The interface of the library can be found in the include file.
It consist of one function RungSpan that accepts the same parameters as the original implementation plus a reference to the callback function and an arbitrary data pointer passed to the callback function. The introduction of the callback function allows for a flexibal interaction with the gSpan algorithm.
/**
* This function that runs gaston on the input dataset.
* @param inputFileName is the name of the file containing the descriptions of graphs
* @param support is minimal support (the number of graphs from the dataset) of a discovered graph pattern (a subgraph)
* @param callback is the callback function, which is used for reporting discovered graphs
* @param minsize is the minimal number of nodes in discovered graphs
* @param maxsize is the maximal number of nodes in discovered graphs (negative number means 'no limitations')
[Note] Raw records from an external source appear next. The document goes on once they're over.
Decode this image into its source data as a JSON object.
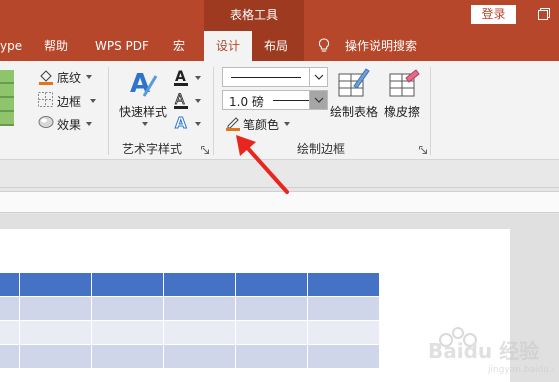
{
  "titlebar": {
    "context_group": "表格工具",
    "login_label": "登录",
    "restore_icon": "restore-window-icon"
  },
  "tabs": [
    {
      "label": "ype",
      "active": false
    },
    {
      "label": "帮助",
      "active": false
    },
    {
      "label": "WPS PDF",
      "active": false
    },
    {
      "label": "宏",
      "active": false
    },
    {
      "label": "设计",
      "active": true
    },
    {
      "label": "布局",
      "active": false
    },
    {
      "label": "操作说明搜索",
      "active": false,
      "icon": "lightbulb-icon"
    }
  ],
  "ribbon": {
    "shading": {
      "label": "底纹",
      "icon": "paint-bucket-icon"
    },
    "borders": {
      "label": "边框",
      "icon": "borders-icon"
    },
    "effects": {
      "label": "效果",
      "icon": "effects-icon"
    },
    "wordart": {
      "quick_styles_label": "快速样式",
      "group_label": "艺术字样式",
      "text_fill_icon": "text-fill-icon",
      "text_outline_icon": "text-outline-icon",
      "text_effects_icon": "text-effects-icon"
    },
    "draw_borders": {
      "line_style_icon": "line-style-icon",
      "weight_value": "1.0 磅",
      "pen_color_label": "笔颜色",
      "pen_color_accent": "#e0761a",
      "draw_table_label": "绘制表格",
      "eraser_label": "橡皮擦",
      "group_label": "绘制边框"
    }
  },
  "document": {
    "table": {
      "header_color": "#4472c4",
      "band_dark": "#cfd6ea",
      "band_light": "#e9ecf5"
    }
  },
  "watermark": {
    "text": "Baidu 经验",
    "url": "jingyan.baidu.com"
  }
}
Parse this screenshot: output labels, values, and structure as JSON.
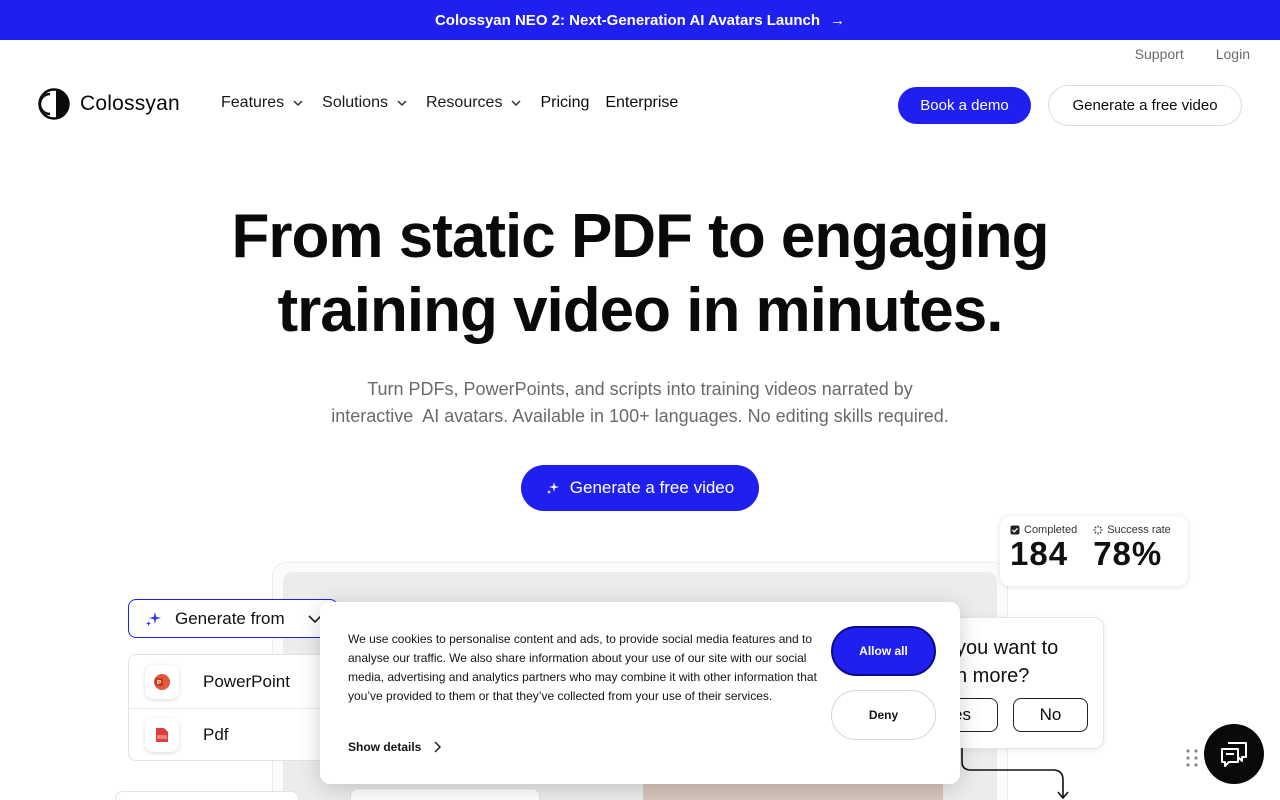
{
  "banner": {
    "text": "Colossyan NEO 2: Next-Generation AI Avatars Launch",
    "arrow": "→"
  },
  "top_links": {
    "support": "Support",
    "login": "Login"
  },
  "logo": {
    "text": "Colossyan"
  },
  "nav": {
    "features": "Features",
    "solutions": "Solutions",
    "resources": "Resources",
    "pricing": "Pricing",
    "enterprise": "Enterprise"
  },
  "header_buttons": {
    "book_demo": "Book a demo",
    "generate_free": "Generate a free video"
  },
  "hero": {
    "title_line1": "From static PDF to engaging",
    "title_line2": "training video in minutes.",
    "subtitle_line1": "Turn PDFs, PowerPoints, and scripts into training videos narrated by",
    "subtitle_line2": "interactive  AI avatars. Available in 100+ languages. No editing skills required.",
    "cta": "Generate a free video"
  },
  "stats": {
    "completed_label": "Completed",
    "completed_value": "184",
    "success_label": "Success rate",
    "success_value": "78%"
  },
  "generate_from": {
    "label": "Generate from",
    "items": [
      {
        "label": "PowerPoint"
      },
      {
        "label": "Pdf"
      }
    ]
  },
  "question": {
    "line1": "you want to",
    "line2": "n more?",
    "yes": "es",
    "no": "No"
  },
  "cookie": {
    "text": "We use cookies to personalise content and ads, to provide social media features and to analyse our traffic. We also share information about your use of our site with our social media, advertising and analytics partners who may combine it with other information that you’ve provided to them or that they’ve collected from your use of their services.",
    "show_details": "Show details",
    "allow_all": "Allow all",
    "deny": "Deny"
  },
  "colors": {
    "brand_blue": "#1f1ff0",
    "text_dark": "#0a0a0a",
    "muted": "#6a6a6a"
  }
}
* @param directed is the flag for indicating if the graphs in the database are directed
* @return is the success of the operation.
*/
typedef bool (LibgSpanAPI *RungSpanFunc)( LibgSpanDataRef data,
const char* inputFileName, int support, ReportGraphCallback callback, int minsize /*= 0*/, int maxsize /*= -1*/, bool directed /*= false*/ );
bool LibgSpanAPI RungSpan( LibgSpanDataRef data,
const char* inputFileName, int support, ReportGraphCallback callback, int minsize = 0, int maxsize = -1, bool directed = false );
Below you can see the prototype of the callback function
/**
* A type of function that is used for reporting newly found graphs
* @param graph is the reported graph
* @return returns if the graph should be further expanded
*/
typedef bool (LibgSpanAPI *ReportGraphCallback)( LibgSpanDataRef data, const LibgSpanGraph* graph );
This callback function is used to report found graphs, encoded by structure LibgSpanGraph. The reference to data coincides with the one passed to RungSpan function. It is never used inside the algorithm and required only for the user if he/she is needed to pass some additional data to the callback function (e.g., an instance of the callback-processing class).
The graph is encoded by the following structure and basically is just an enumeration of graph vertices, edges, and zero-based objects (transactions) IDs that refer to graphs from the dataset (tidsets).
// Type for storing label of vertices
typedef int VertexLabelType;
// Type for storing label of edges
typedef int EdgeLabelType;
/**
* A sructure encoding a graph edge
*/
struct LibgSpanGraphEdge {
// The 0-based indices of the vertices for this edge.
int From;
int To;
// Label of the edge.
EdgeLabelType Label;
};
/**
* A Sructure encoding a graph
*/
struct LibgSpanGraph {
// Number of vertices and edges in the graph
int VertexCount;
int EdgeCount;
// List of vertices, the size is equal VertexCount
VertexLabelType* Vertices;
// List of edges, the size is equal EdgesCount
LibgSpanGraphEdge* Edges;
// The support of this graph
int Support;
// The set of objects covering this pattern. Length of Objects is @var Support.
int* Objects;
};
// Any data that should be passed to callback.
typedef void* LibgSpanDataRef;
The callback function returns a boolean value that adds an aditional control over gSpan. It is very usefull for branch cutting. Basically it returns the necessity of the expanision of the current graph pattern. If the user knows somehow that the current graph and all its supergraph are of no use, it can return false from the callback function saving some computational time. If the callback function always returns true, then the result is exactly the same as the one returned by original gSpan with the corresponding parameters.